Up until then, evil to a 5th grader meant a teacher assigning homework on a Friday. But that day and the days that followed changed me. It is not often that people can pinpoint the exact time in their life that they changed, but for me this was one of the most pivotal points in my life.
As a girl in Texas who had never been to New York, I obviously did not feel the full impact of 9/11 as so many others did on that day. I did not know anyone in the towers, or the pentagon, or on the flights. I did not even know what the World Trade Center was. But as a shy introverted little 5th grader, all I did was observe. EVERYONE. I have distinct memories from that day, as does everyone else in America. I remember exactly where I was. I remember the teachers gathering every kiddo and bringing the whole school into the library. I remember sitting there, not knowing what was going on, hearing people whisper about two towers falling in New York City and about planes crashing into them. I remember looking at all the teachers in the library, it was the first time I ever saw my teachers look scared. Every teacher I had ever had, had been like a superhero to me. This great, wise, unbreakable person who knew everything. On that day, I learned they were ordinary people too.
I remember my mom picking me and my sister up after school. I ran to the car to tell her something, though I didn’t know exactly what, was going on in NYC. My little mind thought she probably hadn’t heard yet. I remember her smiling when we got in, but I had not seen this smile on my mom before. It was a smile to tell us everything was going to be ok with eyes that said she was not sure if everything would in fact be ok. I remember getting home and sitting on her bed, watching all the footage from that day. I asked my mom if she thought people were in those planes that crashed into the towers. This was the first time I ever saw my mom, who had always been my strength, my happy place, my Wonder Woman, not know what was going on or what to say.
This day was different. I knew that this day was important.
But for me, this was the day my little, beautiful world got darker. I had had nightmares before, but I had never seen fear in the daytime. Daytime was for happiness, laughter and smiles. This daytime was the first time I can ever remember it being dark during the day. People were crying about something they did not physically see. They were sad over a place they had never been and for people they had never met. That was how I knew this day was important. Because everyone I saw that day had their heart broken.

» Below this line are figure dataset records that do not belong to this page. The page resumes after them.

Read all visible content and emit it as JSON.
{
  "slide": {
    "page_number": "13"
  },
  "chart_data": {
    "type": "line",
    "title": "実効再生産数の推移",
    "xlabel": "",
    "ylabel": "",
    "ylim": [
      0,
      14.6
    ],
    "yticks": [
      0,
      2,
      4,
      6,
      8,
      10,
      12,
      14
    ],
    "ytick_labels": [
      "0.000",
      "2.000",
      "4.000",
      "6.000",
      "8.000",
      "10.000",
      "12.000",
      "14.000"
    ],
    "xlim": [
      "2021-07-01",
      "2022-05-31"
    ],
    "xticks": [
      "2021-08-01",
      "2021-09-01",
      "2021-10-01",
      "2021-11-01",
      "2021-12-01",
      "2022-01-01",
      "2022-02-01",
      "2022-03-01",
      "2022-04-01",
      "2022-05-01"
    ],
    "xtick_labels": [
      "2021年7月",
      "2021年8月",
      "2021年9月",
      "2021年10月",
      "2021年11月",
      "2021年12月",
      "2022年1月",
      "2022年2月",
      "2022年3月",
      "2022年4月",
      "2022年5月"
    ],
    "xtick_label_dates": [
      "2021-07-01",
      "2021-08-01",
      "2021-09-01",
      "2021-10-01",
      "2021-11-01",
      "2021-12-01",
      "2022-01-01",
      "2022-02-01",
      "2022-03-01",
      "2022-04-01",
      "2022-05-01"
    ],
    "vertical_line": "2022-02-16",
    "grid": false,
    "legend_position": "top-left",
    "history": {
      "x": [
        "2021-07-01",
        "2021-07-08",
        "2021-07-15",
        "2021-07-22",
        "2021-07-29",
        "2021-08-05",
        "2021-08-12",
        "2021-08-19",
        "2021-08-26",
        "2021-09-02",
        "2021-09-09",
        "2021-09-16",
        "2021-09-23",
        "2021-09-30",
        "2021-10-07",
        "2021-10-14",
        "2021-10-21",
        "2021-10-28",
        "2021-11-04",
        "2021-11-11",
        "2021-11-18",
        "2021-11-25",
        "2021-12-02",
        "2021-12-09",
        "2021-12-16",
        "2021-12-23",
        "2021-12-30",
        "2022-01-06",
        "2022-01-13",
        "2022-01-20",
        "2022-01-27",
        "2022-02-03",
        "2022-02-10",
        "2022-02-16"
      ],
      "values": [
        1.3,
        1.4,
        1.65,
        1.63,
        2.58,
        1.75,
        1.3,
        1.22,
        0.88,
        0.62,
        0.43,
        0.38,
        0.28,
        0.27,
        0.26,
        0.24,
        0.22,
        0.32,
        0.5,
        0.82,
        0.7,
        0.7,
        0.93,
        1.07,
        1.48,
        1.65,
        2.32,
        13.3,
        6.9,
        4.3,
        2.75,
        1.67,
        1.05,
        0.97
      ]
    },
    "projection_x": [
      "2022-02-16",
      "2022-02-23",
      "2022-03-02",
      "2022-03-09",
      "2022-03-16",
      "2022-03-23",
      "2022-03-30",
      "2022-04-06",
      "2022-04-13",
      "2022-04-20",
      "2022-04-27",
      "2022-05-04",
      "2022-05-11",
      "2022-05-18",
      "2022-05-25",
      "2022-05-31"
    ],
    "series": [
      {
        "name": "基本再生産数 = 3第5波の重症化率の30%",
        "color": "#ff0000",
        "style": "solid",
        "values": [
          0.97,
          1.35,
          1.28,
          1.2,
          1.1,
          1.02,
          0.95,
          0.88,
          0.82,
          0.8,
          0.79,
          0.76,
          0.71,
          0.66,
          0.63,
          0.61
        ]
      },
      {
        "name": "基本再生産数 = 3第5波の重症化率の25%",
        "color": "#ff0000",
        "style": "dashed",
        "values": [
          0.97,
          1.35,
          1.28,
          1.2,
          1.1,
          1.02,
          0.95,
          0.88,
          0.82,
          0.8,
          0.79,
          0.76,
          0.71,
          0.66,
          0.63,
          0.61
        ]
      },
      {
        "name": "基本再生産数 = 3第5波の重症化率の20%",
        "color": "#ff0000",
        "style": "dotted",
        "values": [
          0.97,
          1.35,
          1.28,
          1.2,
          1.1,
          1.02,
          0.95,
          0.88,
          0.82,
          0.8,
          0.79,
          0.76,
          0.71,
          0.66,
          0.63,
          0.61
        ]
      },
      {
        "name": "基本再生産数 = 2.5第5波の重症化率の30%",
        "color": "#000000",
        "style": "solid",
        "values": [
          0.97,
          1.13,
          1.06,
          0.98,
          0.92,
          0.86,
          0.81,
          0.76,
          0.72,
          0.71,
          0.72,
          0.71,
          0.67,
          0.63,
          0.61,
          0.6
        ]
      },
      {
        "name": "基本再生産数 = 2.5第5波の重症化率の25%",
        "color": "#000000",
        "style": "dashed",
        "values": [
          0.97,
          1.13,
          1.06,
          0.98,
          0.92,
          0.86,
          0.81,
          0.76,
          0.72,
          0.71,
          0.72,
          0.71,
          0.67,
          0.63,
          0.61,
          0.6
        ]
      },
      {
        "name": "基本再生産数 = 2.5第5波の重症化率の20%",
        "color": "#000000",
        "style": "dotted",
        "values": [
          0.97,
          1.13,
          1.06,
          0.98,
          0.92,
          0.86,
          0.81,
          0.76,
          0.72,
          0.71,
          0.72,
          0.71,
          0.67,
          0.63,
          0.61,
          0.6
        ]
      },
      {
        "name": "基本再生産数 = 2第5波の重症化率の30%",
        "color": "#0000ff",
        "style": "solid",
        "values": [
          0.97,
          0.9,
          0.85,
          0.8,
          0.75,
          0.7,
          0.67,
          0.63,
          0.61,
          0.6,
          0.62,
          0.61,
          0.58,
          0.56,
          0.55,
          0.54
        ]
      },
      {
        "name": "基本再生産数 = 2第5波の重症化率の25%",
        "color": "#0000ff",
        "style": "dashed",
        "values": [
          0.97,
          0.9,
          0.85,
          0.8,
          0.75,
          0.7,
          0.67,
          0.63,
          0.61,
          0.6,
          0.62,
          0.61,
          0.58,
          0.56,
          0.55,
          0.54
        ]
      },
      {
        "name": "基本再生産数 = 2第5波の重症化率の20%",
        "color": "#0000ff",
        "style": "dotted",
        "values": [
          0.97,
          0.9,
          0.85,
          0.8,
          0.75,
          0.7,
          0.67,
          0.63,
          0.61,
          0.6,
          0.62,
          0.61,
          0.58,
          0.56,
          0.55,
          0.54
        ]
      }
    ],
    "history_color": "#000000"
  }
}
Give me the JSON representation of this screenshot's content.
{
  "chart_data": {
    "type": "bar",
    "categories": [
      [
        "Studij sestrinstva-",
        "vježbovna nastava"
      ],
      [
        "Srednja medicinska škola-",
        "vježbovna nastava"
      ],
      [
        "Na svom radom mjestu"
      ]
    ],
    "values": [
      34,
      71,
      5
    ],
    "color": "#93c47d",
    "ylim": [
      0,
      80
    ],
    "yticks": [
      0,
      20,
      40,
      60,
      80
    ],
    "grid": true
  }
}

This day was the first day I learned the world was a lot bigger then me. It was the first time I remember our country fully embracing what I had learned being an American had meant in the history books. It was the first time I saw everyone of different faiths, skin color, gender and political views come together as nothing was different about them. The days that followed 9/11 were the days I saw our country rise together as the strongest community I had ever seen. It was the days that followed that I saw everyone, including the bullies at school, go out of their way to do nice things for a stranger. And it was the first time I saw random people be a good neighbor for no reason other than to be a good neighbor.
9/11 changed Americans in many different ways. But for me, this horrible day was the first time I ever saw darkness and fear completely cover my beautiful daylight. But the days that followed were the first time I ever saw an entire community live out compassion, empathy and kindness.
I had the privilege of living in New York last year and experiencing 9/11 among New Yorkers. For the 10 years prior to that, I had experienced this anniversary in Texas. And while every year we did something to remember those lost on this day, it was not until last year that I saw and felt the exact same thing my 5th grade self felt 11 years ago. A city that was once known for having some of the coldest people in the world, became the warmest city I had ever been in (and I’m from Texas, so that’s saying something). They went out of their way for a stranger, they came together as a community of one and oozed compassion, empathy and kindness.
I cry on this day every year. I cry for the families who lost loved ones, the city that lost more than part of their iconic skyline, the nation that I once considered unbreakable, who got hurt. I also always feel a deep, deep sadness that it takes a complete tragedy to bring a country together. And that we only come together as one on it’s anniversary. Maybe it’s just my innocent little 5th grade mind, but I always wonder how amazing our country could be if we lived each day with the same spirit as we did on the days that followed that horrible event 12 years ago.